Tumors evolve through expansion of individual tumor cells, genetic diversification, and selection of the most ‘fit’ tumor cells. This process generates considerable genetic diversity among tumor cell populations within individual tumors. In addition, individual tumor cells can undergo distinct non-genetic alterations that can have profound effects on tumor pathogenesis and drug sensitivity, the latter presenting one of the most significant challenges in cancer treatment. Dr. Brugge’s laboratory has initiated a novel approach to track millions of individual tumor cells following transplantation into laboratory models by tagging each tumor cell with a unique DNA sequence that is easily quantified in primary tumors and metastatic outgrowths. This approach provides an unprecedented opportunity to track the fate of millions of tumor cells or specific subsets of tumor cells over time after transplantation, and after treatment with cancer therapeutics.

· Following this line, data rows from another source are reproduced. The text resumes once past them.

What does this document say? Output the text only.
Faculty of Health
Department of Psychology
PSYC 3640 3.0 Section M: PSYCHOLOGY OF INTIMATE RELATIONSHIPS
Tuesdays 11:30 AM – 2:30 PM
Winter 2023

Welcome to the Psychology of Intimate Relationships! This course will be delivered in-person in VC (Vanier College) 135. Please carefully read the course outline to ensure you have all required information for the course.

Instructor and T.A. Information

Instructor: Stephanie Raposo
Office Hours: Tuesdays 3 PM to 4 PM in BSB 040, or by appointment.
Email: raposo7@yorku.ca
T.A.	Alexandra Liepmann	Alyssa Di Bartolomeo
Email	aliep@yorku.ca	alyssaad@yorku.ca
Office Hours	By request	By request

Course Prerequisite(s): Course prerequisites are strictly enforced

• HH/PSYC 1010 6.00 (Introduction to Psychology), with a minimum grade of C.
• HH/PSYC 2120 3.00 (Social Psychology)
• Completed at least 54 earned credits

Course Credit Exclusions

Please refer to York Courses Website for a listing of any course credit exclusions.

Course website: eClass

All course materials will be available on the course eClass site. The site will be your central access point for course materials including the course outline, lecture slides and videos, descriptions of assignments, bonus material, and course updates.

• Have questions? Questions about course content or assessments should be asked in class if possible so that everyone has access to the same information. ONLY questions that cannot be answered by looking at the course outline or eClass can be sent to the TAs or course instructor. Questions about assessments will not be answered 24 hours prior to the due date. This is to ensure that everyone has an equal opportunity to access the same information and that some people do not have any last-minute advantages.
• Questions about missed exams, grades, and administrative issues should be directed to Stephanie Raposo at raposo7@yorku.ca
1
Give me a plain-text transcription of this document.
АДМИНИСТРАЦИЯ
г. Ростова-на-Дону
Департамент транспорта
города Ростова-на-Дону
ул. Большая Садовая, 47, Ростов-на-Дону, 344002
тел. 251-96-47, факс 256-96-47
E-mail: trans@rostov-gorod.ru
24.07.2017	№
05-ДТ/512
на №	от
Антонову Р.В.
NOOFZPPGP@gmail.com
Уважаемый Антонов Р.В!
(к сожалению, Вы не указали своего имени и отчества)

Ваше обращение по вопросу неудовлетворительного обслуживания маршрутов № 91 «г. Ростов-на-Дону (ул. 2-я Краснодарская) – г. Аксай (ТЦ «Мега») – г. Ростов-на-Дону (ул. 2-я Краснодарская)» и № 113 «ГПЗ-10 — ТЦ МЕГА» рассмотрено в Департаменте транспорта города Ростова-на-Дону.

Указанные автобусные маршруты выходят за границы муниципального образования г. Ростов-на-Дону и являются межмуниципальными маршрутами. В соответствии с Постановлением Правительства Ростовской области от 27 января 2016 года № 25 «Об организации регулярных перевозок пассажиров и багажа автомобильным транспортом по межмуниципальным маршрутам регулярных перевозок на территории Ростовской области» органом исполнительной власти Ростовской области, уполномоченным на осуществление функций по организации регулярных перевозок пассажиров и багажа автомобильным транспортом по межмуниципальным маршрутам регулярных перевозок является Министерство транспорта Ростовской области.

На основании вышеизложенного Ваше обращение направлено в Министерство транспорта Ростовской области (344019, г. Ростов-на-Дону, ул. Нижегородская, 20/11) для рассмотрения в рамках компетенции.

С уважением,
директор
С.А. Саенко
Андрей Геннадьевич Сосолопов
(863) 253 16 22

During the first six months of this project the researchers have developed conditions for the growth of human-derived tumor cells in culture and established four human triple-negative tumor models for the proposed studies as well as performed a pilot experiment using an established triple-negative cell line in order to optimize all the protocols. These studies promise to provide valuable information on tumor cell population dynamics in vivo, which has not been feasible to date, and to identify and isolate subpopulations low sensitivity to therapeutic agents.
A second project led by Dr. Brugge is focused on drug resistance. Studies from her laboratory have provided evidence that tumor cells in certain ‘niches’ are protected HER2- targeted therapies. During the last six months the Brugge laboratory has found that treatment of xenografts of HER2+ human tumors in laboratory models with a combination of the HER2-targeted drug lapatinib and a dual PI3K/mTOR inhibitor resulted in superior blockade of HER2-activated pathways and strongly enhanced tumor cell death overall, as well as the death of the ‘niche’ associated cells that were protected from HER2+ therapy alone. These data show promise to eliminate cells resistant to HER2 therapies and thus reduce the chances of relapse. In addition, the researchers have found a striking difference in treatment responses to HER2 therapy in tumors within different tumor microenvironments and are developing strategies to identify the factors that confer resistance in the protected environments.
Joan Brugge joined the faculty of the Department of Cell Biology at Harvard Medical School in July 1997 and became the Chair of this department in 2004. A graduate of Northwestern University, she did her graduate work at the Baylor College of Medicine, completing her PhD in 1975. During her postdoctoral training at the University of Colorado she isolated the protein coded for the viral and cellular forms of the src gene. These proteins were the first viral/cellular oncogene products to be identified, and the study of the normal and oncogenic forms of this gene product has served as a model system to investigate cellular processes that regulate normal growth and the mechanisms involved in tumor formation.
In the 15 years since that discovery, Dr. Brugge has held full professorships at the State University of New York, Stony Brook, and the University of Pennsylvania, where she was also named as an investigator at the Howard Hughes Medical Institute. In 1992 Dr. Brugge left academia to help found a new company, ARIAD, to focus on research aimed at developing new drugs for asthma and allergy, cystic fibrosis, cancer, and other diseases that result from cellular regulation gone awry.
Dr. Brugge has received several awards recognizing her scientific accomplishments including an NIH Merit Award, an American Cancer Society Research Professorship and the Senior Career Recognition Award from the American Society of Cell Biology, and she has been elected to the American Academy of Arts and Sciences, the National Academy of Sciences and the Institute of Medicine.